The strange thing was, the ballyhoo didn’t even pause for a day, just because Joe stopped playing. It was more grandiose, more imaginative, once the scribes didn’t have to write what the kid actually did in a game. Here came the stories about the boy who loved baseball; learning to hit with broken oars; taking his brother’s job. Right away, Joe started working on his “autobiography”—an eight-part series to run in the World-Telegram, under Joe’s byline—though the prose (and the story line) was purely Daniel’s Dope. “Just imagine how I feel about all this!” it began, with ingenuous exclamation. And there followed a winsome sketch of a boy who’d never been to the big city—wondering if big, tough New York could find a place in its big, tough heart for a scared kid like him.
“With this little introduction, let me start where I should have started—from the beginning. My full
name is Joseph Peter Di Maggio, Jr . . . .” (Thus Joe attained his first major league record: youngest player ever to get his own name wrong in his autobiography.)

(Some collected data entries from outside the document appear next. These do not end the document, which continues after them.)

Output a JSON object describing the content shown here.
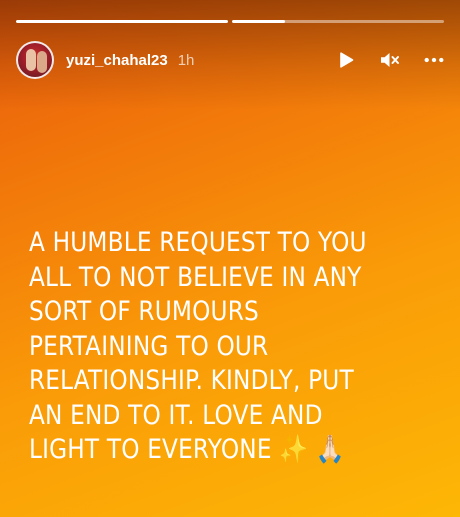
{
  "story": {
    "progress": [
      1.0,
      0.25
    ],
    "user": {
      "username": "yuzi_chahal23",
      "time": "1h"
    },
    "controls": {
      "play_icon": "play-icon",
      "mute_icon": "muted-speaker-icon",
      "more_icon": "more-options-icon"
    },
    "message": "A HUMBLE REQUEST TO YOU\nALL TO NOT BELIEVE IN ANY\nSORT OF RUMOURS\nPERTAINING TO OUR\nRELATIONSHIP. KINDLY, PUT\nAN END TO IT. LOVE AND\nLIGHT TO EVERYONE ✨ 🙏🏻"
  },
  "colors": {
    "gradient_start": "#e85a0c",
    "gradient_end": "#fdb705",
    "text": "#ffffff"
  }
}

In fact, Joe was already in New York and doing fine. The Yankees were scheduled to barnstorm north—games in a half-dozen Southern cities, on and off the trains . . . so they sent Young Joe ahead to consult with doctors and to rest his foot in the Hotel New Yorker. There he was visited by more big-league writers, for interviews that showed him to be nothing like a scared boy.
Frank Graham, the influential columnist for the New York Sun, came to ask Joe about his impressions of the big city. “Right now, it looks a lot like San Francisco,” Joe said. Graham tried another tack:
“How did he like Joe McCarthy and the rest of the Yankees?
“ ‘Fine.’
“What did Joe [McCarthy] say to him when he reported?
“ ‘Nothing much.’ ”
DiMaggio wasn’t frightened of New York, of Joe McCarthy or the Yankees—nor of shrugging off an interview with some big-cheese columnist. True, Joe was green, a rookie, just twenty-one; but he’d already seen how these press guys worked. He played, and they wrote about him. He sat out, and they wrote feverishly. He talked, and they wrote what he said. If he said less, they wrote even more.

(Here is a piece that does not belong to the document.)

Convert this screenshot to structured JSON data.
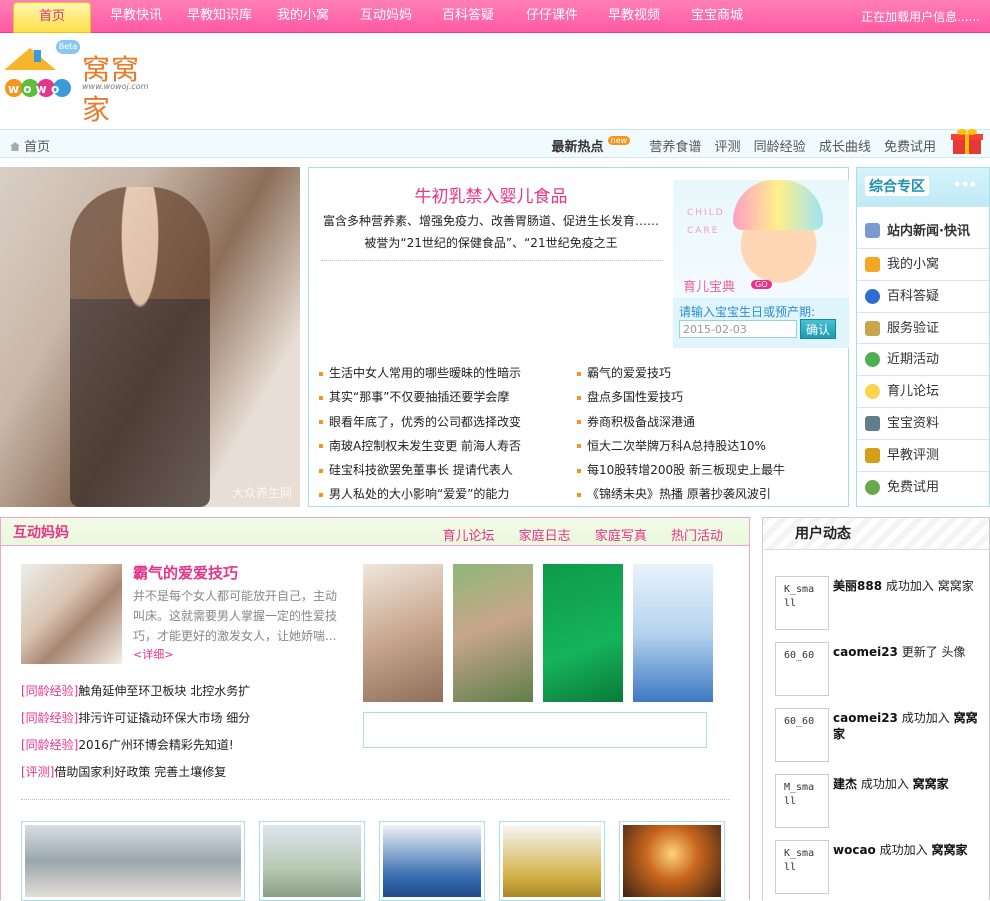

Joe didn’t have much schooling—no education in media, of course. But there were some things he’d learned as a kid. And there was one thing he could spot a mile away—knew it as a birthright, saw it in North Beach every day . . . and saw it now. Whenever he held back, or walked away, he could see it: in the way these writers came after him, in their smiles, their eyes, in their columns of newsprint. Joe DiMaggio knew everything there was to know about guys on the make.